Introduction

Introduction

The development of lexical analysis and parsing tools has been an important area of research in computer science. This work has produced the lexer and parser generators lex and yacc whose worthy scions camllex and camlyacc are presented in this chapter. These two tools are the de-facto standard for implementing lexers and parsers, but there are other tools, like streams or the regular expression library str, that may be adequate for applications which do not need a powerful analysis.

The need for such tools is especially acute in the area of state-of-the-art programming languages, but other applications can profit from such tools: for example, database systems offering the possibility of issuing queries, or spreadsheets defining the contents of cells as the result of the evaluation of a formula. More modestly, it is common to use plain text files to store data; for example system configuration files or spreadsheet data. Even in such limited cases, processing the data involves some amount of lexical analysis and parsing.

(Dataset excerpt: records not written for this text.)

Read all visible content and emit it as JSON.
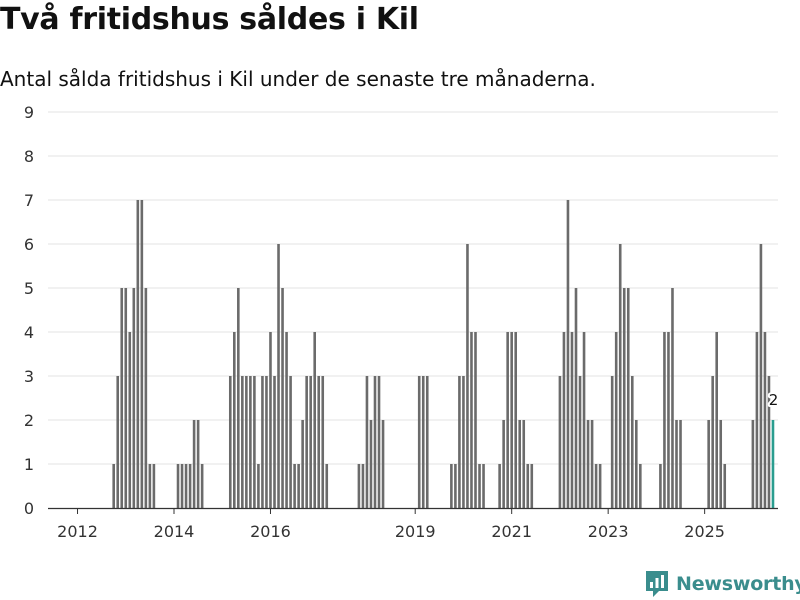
{
  "chart_data": {
    "type": "bar",
    "title": "Två fritidshus såldes i Kil",
    "subtitle": "Antal sålda fritidshus i Kil under de senaste tre månaderna.",
    "xlabel": "",
    "ylabel": "",
    "ylim": [
      0,
      9
    ],
    "yticks": [
      0,
      1,
      2,
      3,
      4,
      5,
      6,
      7,
      8,
      9
    ],
    "xticks": [
      {
        "label": "2012",
        "index": 1
      },
      {
        "label": "2014",
        "index": 25
      },
      {
        "label": "2016",
        "index": 49
      },
      {
        "label": "2019",
        "index": 85
      },
      {
        "label": "2021",
        "index": 109
      },
      {
        "label": "2023",
        "index": 133
      },
      {
        "label": "2025",
        "index": 157
      }
    ],
    "values": [
      0,
      0,
      0,
      0,
      0,
      0,
      0,
      0,
      0,
      0,
      1,
      3,
      5,
      5,
      4,
      5,
      7,
      7,
      5,
      1,
      1,
      0,
      0,
      0,
      0,
      0,
      1,
      1,
      1,
      1,
      2,
      2,
      1,
      0,
      0,
      0,
      0,
      0,
      0,
      3,
      4,
      5,
      3,
      3,
      3,
      3,
      1,
      3,
      3,
      4,
      3,
      6,
      5,
      4,
      3,
      1,
      1,
      2,
      3,
      3,
      4,
      3,
      3,
      1,
      0,
      0,
      0,
      0,
      0,
      0,
      0,
      1,
      1,
      3,
      2,
      3,
      3,
      2,
      0,
      0,
      0,
      0,
      0,
      0,
      0,
      0,
      3,
      3,
      3,
      0,
      0,
      0,
      0,
      0,
      1,
      1,
      3,
      3,
      6,
      4,
      4,
      1,
      1,
      0,
      0,
      0,
      1,
      2,
      4,
      4,
      4,
      2,
      2,
      1,
      1,
      0,
      0,
      0,
      0,
      0,
      0,
      3,
      4,
      7,
      4,
      5,
      3,
      4,
      2,
      2,
      1,
      1,
      0,
      0,
      3,
      4,
      6,
      5,
      5,
      3,
      2,
      1,
      0,
      0,
      0,
      0,
      1,
      4,
      4,
      5,
      2,
      2,
      0,
      0,
      0,
      0,
      0,
      0,
      2,
      3,
      4,
      2,
      1,
      0,
      0,
      0,
      0,
      0,
      0,
      2,
      4,
      6,
      4,
      3,
      2
    ],
    "last_value_label": "2",
    "colors": {
      "bar": "#6b6b6b",
      "highlight": "#2a9d8f",
      "grid": "#e3e3e3",
      "axis": "#333333",
      "tick_text": "#333333"
    }
  },
  "brand": {
    "name": "Newsworthy",
    "color": "#3a8d8d"
  }
}
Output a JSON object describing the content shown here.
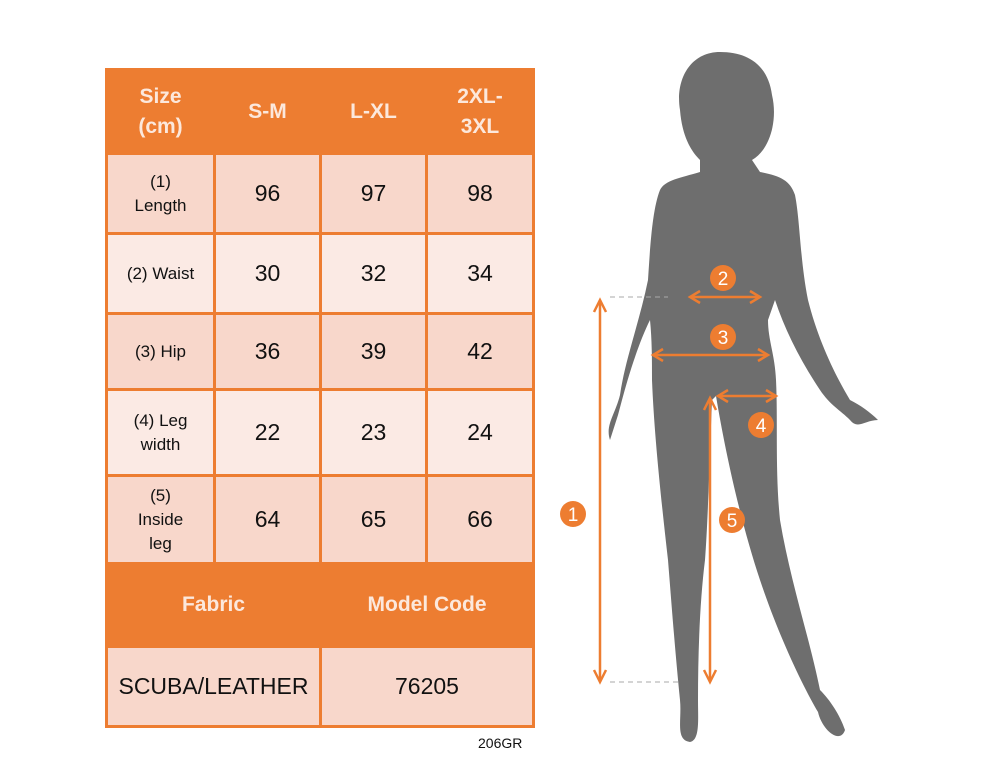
{
  "table": {
    "header": [
      "Size\n(cm)",
      "S-M",
      "L-XL",
      "2XL-\n3XL"
    ],
    "rows": [
      {
        "label": "(1)\nLength",
        "values": [
          "96",
          "97",
          "98"
        ]
      },
      {
        "label": "(2) Waist",
        "values": [
          "30",
          "32",
          "34"
        ]
      },
      {
        "label": "(3) Hip",
        "values": [
          "36",
          "39",
          "42"
        ]
      },
      {
        "label": "(4) Leg\nwidth",
        "values": [
          "22",
          "23",
          "24"
        ]
      },
      {
        "label": "(5)\nInside\nleg",
        "values": [
          "64",
          "65",
          "66"
        ]
      }
    ],
    "footer_header": [
      "Fabric",
      "Model Code"
    ],
    "footer_values": [
      "SCUBA/LEATHER",
      "76205"
    ]
  },
  "product_code": "206GR",
  "figure": {
    "markers": [
      "1",
      "2",
      "3",
      "4",
      "5"
    ]
  },
  "colors": {
    "accent": "#ED7D31",
    "row_dark": "#F8D7CB",
    "row_light": "#FBEAE4",
    "silhouette": "#6E6E6E"
  }
}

In all of these examples the problem that lexical analysis and parsing must solve is that of transforming a linear character stream into a data item with a richer structure: a string of words, a record structure, the abstract syntax tree for a program, etc.

All languages have a set of vocabulary items (lexicon) and a grammar describing how such items may be combined to form larger items (syntax). For a computer or program to be able to correctly process a language, it must obey precise lexical and syntactic rules. A computer does not have the detailed semantic understanding required to resolve ambiguities in natural language. To work around the limitation, computer languages typically obey clearly stated rules without exceptions. The lexical and syntactic structure of such languages has received formal definitions that we briefly introduce in this chapter before introducing their uses.